Eva was there, perched on a rolling ladder, reaching for a ledger. She thought she was alone.

She thought the shadows were her sanctuary.

She was wrong.

Allen stood by the heavy oak door, his silhouette cutting a sharp line against the amber glow of the desk lamp.

He crossed his arms, watching her. He didn't move.

He simply existed in the room until the sheer weight of his presence made her turn around.

She gasped, the ledger slipping from her fingers. He caught it before it hit the floor, his movements so fast and precise they were almost inhuman. He didn't hand it back.

"You thought the shadows were your exit," he said, his voice a low vibration that seemed to vibrate in her very bones.

Eva pressed her back against the mahogany shelves.

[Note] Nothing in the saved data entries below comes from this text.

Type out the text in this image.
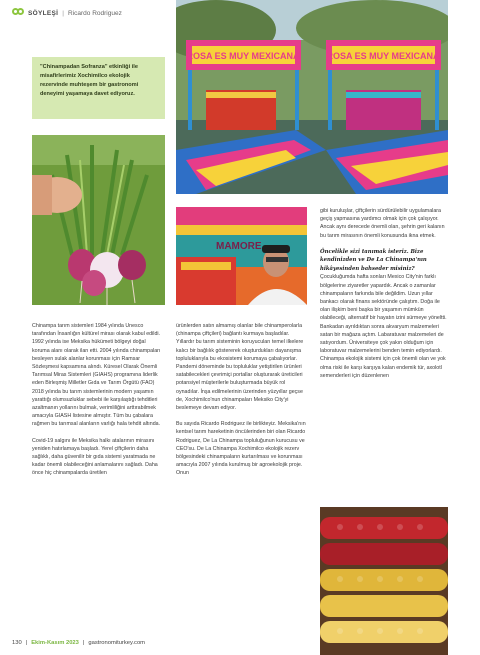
SÖYLEŞİ | Ricardo Rodriguez
"Chinampadan Sofranza" etkinliği ile misafirlerimiz Xochimilco ekolojik rezervinde muhteşem bir gastronomi deneyimi yaşamaya davet ediyoruz.
ROSA ES MUY MEXICANA	ROSA ES MUY MEXICANA
MAMORE

Chinampa tarım sistemleri 1984 yılında Unesco tarafından İnsanlığın kültürel mirası olarak kabul edildi. 1992 yılında ise Meksika hükümeti bölgeyi doğal koruma alanı olarak ilan etti. 2004 yılında chinampaları besleyen sulak alanlar korunması için Ramsar Sözleşmesi kapsamına alındı. Küresel Olarak Önemli Tarımsal Miras Sistemleri (GIAHS) programına liderlik eden Birleşmiş Milletler Gıda ve Tarım Örgütü (FAO) 2018 yılında bu tarım sistemlerinin modern yaşamın yarattığı olumsuzluklar sebebi ile karşılaştığı tehditleri azaltmanın yollarını bulmak, verimliliğini arttırabilmek amacıyla GIASH listesine almıştır. Tüm bu çabalara rağmen bu tarımsal alanların varlığı hala tehdit altında.

Covid-19 salgını ile Meksika halkı atalarının mirasını yeniden hatırlamaya başladı. Yerel çiftçilerin daha sağlıklı, daha güvenilir bir gıda sistemi yaratmada ne kadar önemli olabileceğini anlamalarını sağladı. Daha önce hiç chinampalarda üretilen

ürünlerden satın almamış olanlar bile chinamperolarla (chinampa çiftçileri) bağlantı kurmaya başladılar. Yıllardır bu tarım sisteminin koruyucuları temel ilkelere kalıcı bir bağlılık göstererek oluşturdukları dayanışma topluluklarıyla bu ekosistemi korumaya çabalıyorlar. Pandemi döneminde bu topluluklar yetiştirilen ürünleri satabilecekleri çevrimiçi portallar oluşturarak üreticileri potansiyel müşterilerle buluşturmada büyük rol oynadılar. İnşa edilmelerinin üzerinden yüzyıllar geçse de, Xochimilco'nun chinampaları Meksiko City'yi beslemeye devam ediyor.

Bu sayıda Ricardo Rodriguez ile birlikteyiz. Meksika'nın kentsel tarım hareketinin öncülerinden biri olan Ricardo Rodriguez, De La Chinampa topluluğunun kurucusu ve CEO'su. De La Chinampa Xochimilco ekolojik rezerv bölgesindeki chinampaların kurtarılması ve korunması amacıyla 2007 yılında kurulmuş bir agroekolojik proje. Onun

gibi kuruluşlar, çiftçilerin sürdürülebilir uygulamalara geçiş yapmasına yardımcı olmak için çok çalışıyor. Ancak aynı derecede önemli olan, şehrin geri kalanın bu tarım mirasının önemli konusunda ikna etmek.

Öncelikle sizi tanımak isteriz. Bize kendinizden ve De La Chinampa'nın hikâyesinden bahseder misiniz?

Çocukluğumda hafta sonları Mexico City'nin farklı bölgelerine ziyaretler yapardık. Ancak o zamanlar chinampaların farkında bile değildim. Uzun yıllar bankacı olarak finans sektöründe çalıştım. Doğa ile olan ilişkim beni başka bir yaşamın mümkün olabileceği, alternatif bir hayatın izini sürmeye yöneltti. Bankadan ayrıldıktan sonra akvaryum malzemeleri satan bir mağaza açtım. Labaratuvar malzemeleri de satıyordum. Üniversiteye çok yakın olduğum için laboratuvar malzemelerini benden temin ediyorlardı. Chinampa ekolojik sistemi için çok önemli olan ve yok olma riski ile karşı karşıya kalan endemik tür, axolotl semenderleri için düzenlenen

130 | Ekim-Kasım 2023 | gastronomiturkey.com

"Mr. Van... I... I was told to organize the accounts."

"Your father is a thief," Allen said, taking a step toward her.

He didn't crowd her; he didn't need to. He commanded the space between them. "Your stepmother is a leech.

And you... you are the only thing in this house that hasn't been corrupted by their greed."

He looked at her bruised shoulder, the one she'd hit against the wall earlier. He reached out, his gloved hand hovering just inches from her skin. Eva flinched, but she didn't look away.

"You've been looking for a way out," Allen said, his gaze pinning her to the spot. "I've seen you watching the gates. I've seen you counting the seconds the guards take to rotate. But you're looking at the wrong exits."

He took another step, his face inches from hers. The scent of rain and expensive cologne overwhelmed her.

"You are now caught by me, Eva.

Not because your father sold you—though he will, the moment I demand it. But because I have decided that you are the only thing in this house worth keeping.

Eva's breath hitched. "I'm nothing to them. I'm a slave."

"To them, perhaps," Allen replied, his eyes dark and predatory.

"But to me, you are a debt that needs to be collected. And I never leave a debt unpaid."

He leaned in closer, his voice dropping to a whisper that felt like a brand. "Stop looking for the door. I am the only way out you have left."